A Internet é um mundo sem lei, regras, comportamento e onde as pessoas colocam pra fora todo aquele ressentimento de ter sido o mais sacaneado na escola. É fácil fazer um blog, um fotolog, um site, qualquer coisa que mostre que você é bom. Melhor ainda é mudar o nome para poder criar um mito. Nesse seu espaço a pessoa poderá ser dona do planeta, xingar à vontade e bancar o inteligente/intelectual/fodaralho para impressionar o bando de carentes que a mesma Internet possui. Aquele pessoal à procura de ídolos e gurus para seguir. Sempre existiram, mas agora é muito mais fácil de encontrar o seu próprio Messias.

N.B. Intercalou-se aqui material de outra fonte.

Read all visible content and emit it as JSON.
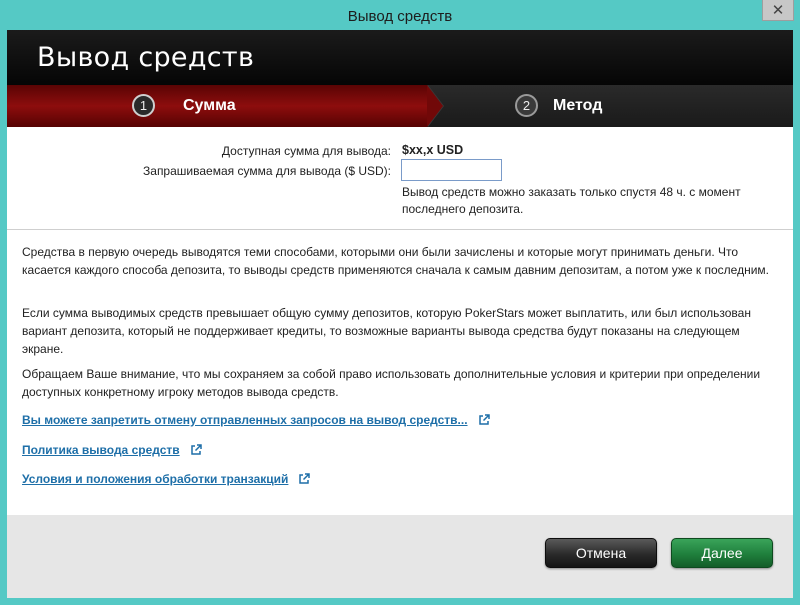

O outro lado também é interessante. Quem tem blog sabe. É um tal de receber comentário xingando, esculachando e mandando para lugares que nem o Atlas dos palavrões conhece. Só que aí fazem unidunitê na lista telefônica e colocam o primeiro nome que o dedo aponta. Ou pior, são anônimos. Ironia das ironias. Querem ser os caras fodões que humilharam o autor, mas na hora de dizer o nome pro mundo ouvir, são anônimos. Estão garantidos pelo fato de ainda não terem inventado um meio de socar uma pessoa pelo monitor. Assim, vão bancando os garanhões que queriam ser quando crianças.
E os autores? É um show de blog moderado por aí. Tudo bem, o blog é a casa do cara e até concordo que uma moderação possa existir, mas imagina se fosse assim na vida real? Você está fazendo um discurso e fala uma coisa impactante. Alguém dá uma resposta que te quebra, mas o evento é moderado e ninguém fica sabendo. Você tem tempo de pegar a resposta, pensar numa melhor ainda, mais sarcástica e desmoralizante e só então pode liberar e acabar com a pessoa. Isso quando publica. Tem sempre a opção de não publicar nada e depois ainda dizer, sem dar chance à defesa do leitor, que era um comentário “lixo, burro e que não deveria estar entre os demais para não poluir o ambiente”.
Pois é, só que o mundo não é assim. Só o virtual mesmo. As mesmas pessoas que moderam tudo são as primeiras a criar boicote às Olimpíadas, a reclamar com a velha e surrada desculpa da liberdade de imprensa e que tudo que é censurado é ditadura. Mas liberar o blog pra quê? É até burrice, uma vez que a tática inversa já se mostrou eficaz com as crianças. Basta fazer o oposto do que prega. Se liberar, com certeza os xingamentos vão diminuir, porque até mesmo o chato sabe a hora de parar. Além do que, o meliante será ignorado pelos que debatem e vai procurar outro bordel pra afogar as mágoas. Mas ficar retendo apenas garante que a mentalidade do autor jamais irá mudar, suas opiniões serão sempre soberanas no seu espaço e ninguém vai evoluir.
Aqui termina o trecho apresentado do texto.